Zetz and Parker agree that an implant often is a better and more cost-efficient way to handle a specific dental problem than putting in crowns or bridges.

For example, Zetz cited a patient missing just one tooth.

“If you’re missing one tooth between two perfectly good teeth, to replace it the other way is to grind down the two healthy teeth and then put crowns on all three in a bridge,” he said. “The success rate of the implant is much higher and complications lower. It’s just a matter of cost.”

Both, though, say the implant likely is good for life while crowns and bridges can’t claim the same longevity. Either way, most insurance companies decline to pay for implants at this point. Some do respond, however, when dentists stress the logic of long-term cost-effectiveness.

“In the short term, they cost more,” Zetz said. “In the long term, they cost considerably less.”

There is one caveat, however. The Academy of Osseointegration – implant dentistry -- recently reviewed scientific literature published over the past three decades. The organization found that smoking has an adverse effect on implant survival and success.

The Academy estimates 77 percent of smokers will have successful implants compared with 91 percent for nonsmokers in the seven studies it screened. The research team concluded that smoking cessation should be encouraged prior to implant placement.

Parker and Zetz also agree smoking slows down the healing process. Zetz, however, said that in his practice, smokers generally experience only a 10 percent greater chance of implant problems.

“But we do urge them to quit smoking, though they rarely do,” he said.

Elderly patients sometimes balk at implants, said Parker, president-elect of the Stark County Dental Society.

“‘I’m too old for this,’ they’ll throw up to me. What I try and tell any patients, not based upon age is how comfortable you want to be socializing, eating. And what most seniors like to do when they get to together with families and friends is eat. Just watch ‘(Everybody Loves)  Raymond,’” he said.

Satisfied Customers

One of Parker’s earliest implant patients was a woman who was 70 or 75 at the time, he said. One of Zetz’s partners completed the case, putting three implants to support her lower denture.  Parker was pleased with the result.

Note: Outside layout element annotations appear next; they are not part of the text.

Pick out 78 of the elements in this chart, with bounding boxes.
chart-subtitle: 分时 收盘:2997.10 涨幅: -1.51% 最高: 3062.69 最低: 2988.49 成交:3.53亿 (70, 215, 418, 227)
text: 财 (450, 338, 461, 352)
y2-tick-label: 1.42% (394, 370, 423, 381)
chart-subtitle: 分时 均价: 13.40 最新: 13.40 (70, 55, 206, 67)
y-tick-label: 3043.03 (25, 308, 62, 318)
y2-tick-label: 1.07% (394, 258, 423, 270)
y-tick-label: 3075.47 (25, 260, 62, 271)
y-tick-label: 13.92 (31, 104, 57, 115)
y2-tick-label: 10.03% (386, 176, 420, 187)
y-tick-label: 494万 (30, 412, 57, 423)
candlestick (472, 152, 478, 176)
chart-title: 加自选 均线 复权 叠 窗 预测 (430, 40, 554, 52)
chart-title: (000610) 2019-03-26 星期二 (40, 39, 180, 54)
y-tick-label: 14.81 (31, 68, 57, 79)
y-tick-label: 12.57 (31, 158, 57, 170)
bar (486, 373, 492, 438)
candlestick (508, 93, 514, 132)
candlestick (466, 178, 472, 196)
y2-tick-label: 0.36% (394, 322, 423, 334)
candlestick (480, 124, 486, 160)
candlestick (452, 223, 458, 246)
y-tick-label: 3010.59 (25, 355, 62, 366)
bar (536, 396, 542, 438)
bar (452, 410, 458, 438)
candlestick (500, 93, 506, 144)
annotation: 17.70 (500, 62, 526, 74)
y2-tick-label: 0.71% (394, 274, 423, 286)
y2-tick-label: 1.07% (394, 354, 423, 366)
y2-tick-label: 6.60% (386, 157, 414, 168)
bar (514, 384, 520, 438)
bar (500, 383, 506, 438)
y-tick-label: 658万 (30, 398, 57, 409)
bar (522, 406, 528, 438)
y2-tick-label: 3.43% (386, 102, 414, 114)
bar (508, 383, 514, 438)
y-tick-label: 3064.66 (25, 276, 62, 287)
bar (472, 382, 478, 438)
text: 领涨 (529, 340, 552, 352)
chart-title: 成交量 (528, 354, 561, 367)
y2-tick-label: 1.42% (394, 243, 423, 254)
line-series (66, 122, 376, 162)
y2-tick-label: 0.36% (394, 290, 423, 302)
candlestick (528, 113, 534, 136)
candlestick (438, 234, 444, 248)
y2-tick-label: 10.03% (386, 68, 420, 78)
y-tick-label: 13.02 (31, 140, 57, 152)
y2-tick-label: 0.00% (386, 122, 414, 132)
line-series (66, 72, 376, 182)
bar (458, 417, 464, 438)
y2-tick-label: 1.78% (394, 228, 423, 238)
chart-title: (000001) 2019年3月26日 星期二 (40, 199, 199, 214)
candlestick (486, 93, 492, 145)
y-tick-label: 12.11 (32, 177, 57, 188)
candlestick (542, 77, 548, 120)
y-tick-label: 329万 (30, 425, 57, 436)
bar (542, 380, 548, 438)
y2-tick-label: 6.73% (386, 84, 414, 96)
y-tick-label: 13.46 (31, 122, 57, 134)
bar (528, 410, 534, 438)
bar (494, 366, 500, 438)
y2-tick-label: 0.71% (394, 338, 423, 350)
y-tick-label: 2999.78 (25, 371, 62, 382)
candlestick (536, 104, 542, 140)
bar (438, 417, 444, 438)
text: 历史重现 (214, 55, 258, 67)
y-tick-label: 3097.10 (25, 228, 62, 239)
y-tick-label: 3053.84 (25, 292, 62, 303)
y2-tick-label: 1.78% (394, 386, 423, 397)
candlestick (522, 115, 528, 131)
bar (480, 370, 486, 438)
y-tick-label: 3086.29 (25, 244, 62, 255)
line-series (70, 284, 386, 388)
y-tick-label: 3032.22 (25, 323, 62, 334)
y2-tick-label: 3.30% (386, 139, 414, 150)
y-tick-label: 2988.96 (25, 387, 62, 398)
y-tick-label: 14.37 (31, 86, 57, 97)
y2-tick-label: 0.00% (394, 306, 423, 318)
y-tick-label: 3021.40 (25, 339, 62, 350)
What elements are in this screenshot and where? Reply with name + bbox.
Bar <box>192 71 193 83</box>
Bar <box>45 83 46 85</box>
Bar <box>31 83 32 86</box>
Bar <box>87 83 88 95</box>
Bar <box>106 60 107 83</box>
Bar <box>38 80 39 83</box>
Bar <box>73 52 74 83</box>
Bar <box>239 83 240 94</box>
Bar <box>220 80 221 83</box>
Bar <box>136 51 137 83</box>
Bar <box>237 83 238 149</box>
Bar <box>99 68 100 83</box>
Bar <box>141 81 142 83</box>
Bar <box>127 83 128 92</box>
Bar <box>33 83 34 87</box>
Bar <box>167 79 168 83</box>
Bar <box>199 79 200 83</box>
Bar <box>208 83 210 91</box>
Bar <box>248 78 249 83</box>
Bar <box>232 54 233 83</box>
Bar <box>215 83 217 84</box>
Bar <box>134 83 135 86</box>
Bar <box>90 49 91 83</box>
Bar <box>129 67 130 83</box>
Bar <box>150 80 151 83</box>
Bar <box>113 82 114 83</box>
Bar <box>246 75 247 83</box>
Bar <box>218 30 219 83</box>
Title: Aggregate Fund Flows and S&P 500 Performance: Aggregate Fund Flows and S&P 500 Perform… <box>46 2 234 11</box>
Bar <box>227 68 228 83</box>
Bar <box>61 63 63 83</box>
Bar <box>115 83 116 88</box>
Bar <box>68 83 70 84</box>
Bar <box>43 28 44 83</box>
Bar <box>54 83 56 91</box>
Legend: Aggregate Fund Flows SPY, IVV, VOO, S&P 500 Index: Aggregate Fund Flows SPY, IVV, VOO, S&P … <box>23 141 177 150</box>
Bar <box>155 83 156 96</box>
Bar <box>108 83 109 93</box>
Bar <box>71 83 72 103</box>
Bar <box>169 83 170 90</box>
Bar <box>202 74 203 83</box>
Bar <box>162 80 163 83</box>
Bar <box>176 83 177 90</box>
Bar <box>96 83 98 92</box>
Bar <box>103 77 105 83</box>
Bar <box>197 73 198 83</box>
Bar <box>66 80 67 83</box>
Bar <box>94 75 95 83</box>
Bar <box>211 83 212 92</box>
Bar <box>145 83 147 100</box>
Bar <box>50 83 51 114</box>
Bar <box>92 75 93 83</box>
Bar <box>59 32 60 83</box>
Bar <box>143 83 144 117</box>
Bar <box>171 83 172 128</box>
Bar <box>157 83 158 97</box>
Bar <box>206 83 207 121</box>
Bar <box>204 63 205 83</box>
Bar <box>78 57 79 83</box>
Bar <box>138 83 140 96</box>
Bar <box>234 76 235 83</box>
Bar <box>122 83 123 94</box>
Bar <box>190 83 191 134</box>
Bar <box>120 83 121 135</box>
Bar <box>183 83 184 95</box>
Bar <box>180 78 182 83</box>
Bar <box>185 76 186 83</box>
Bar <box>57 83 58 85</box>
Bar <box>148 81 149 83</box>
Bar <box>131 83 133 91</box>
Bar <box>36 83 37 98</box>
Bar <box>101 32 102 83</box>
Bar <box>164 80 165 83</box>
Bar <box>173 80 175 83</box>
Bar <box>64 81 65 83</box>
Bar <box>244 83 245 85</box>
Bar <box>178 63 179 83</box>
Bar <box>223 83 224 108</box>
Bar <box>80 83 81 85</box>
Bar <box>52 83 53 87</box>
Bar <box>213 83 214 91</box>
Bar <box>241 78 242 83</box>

“But when she returned to Dr. Ash for a follow-up, he comes in to see her and asks how it’s going. She starts in, ‘If I knew it was going to be like this … I would have done this years ago.’”

In terms of pain or even discomfort, Parker said his dental assistant  had a single implant surgery with local anesthesia at 8 a.m. and returned to work by noon.

“It’s more painful for a patient to have a tooth extracted,” Zetz said.

Reach Canton Repository writer Diana Rossetti at (330) 580-8322 or diana.rossetti@cantonrep.com.


THE HISTORY OF IMPLANTS

Swedish researchers were working with a group of orthopedic surgeons who were looking for improved hip replacements.

“It just so happened that the pressure that the jaw exerts equals that of the hip,” Zetz said. “So researchers began using animals for dental implant exploration.

“By accident, they picked up titanium one day, and in two months found they couldn’t take it out of the model animal,” Zetz said.

The animal models were used and studied for 10 years.  Then, at selected sites around the world, a strict protocol for dental implants in human patients was established. All races and ages participated and they were followed closely, compiling extensive data from each site.

A dental implant, said Zetz, “is probably the most researched single item in human biology.”

The Academy of Osseointegration, in its review of all scientific literature over the past three decades, affirmed the survival rate for dental implants is very high, ranging from 91 to 100 percent.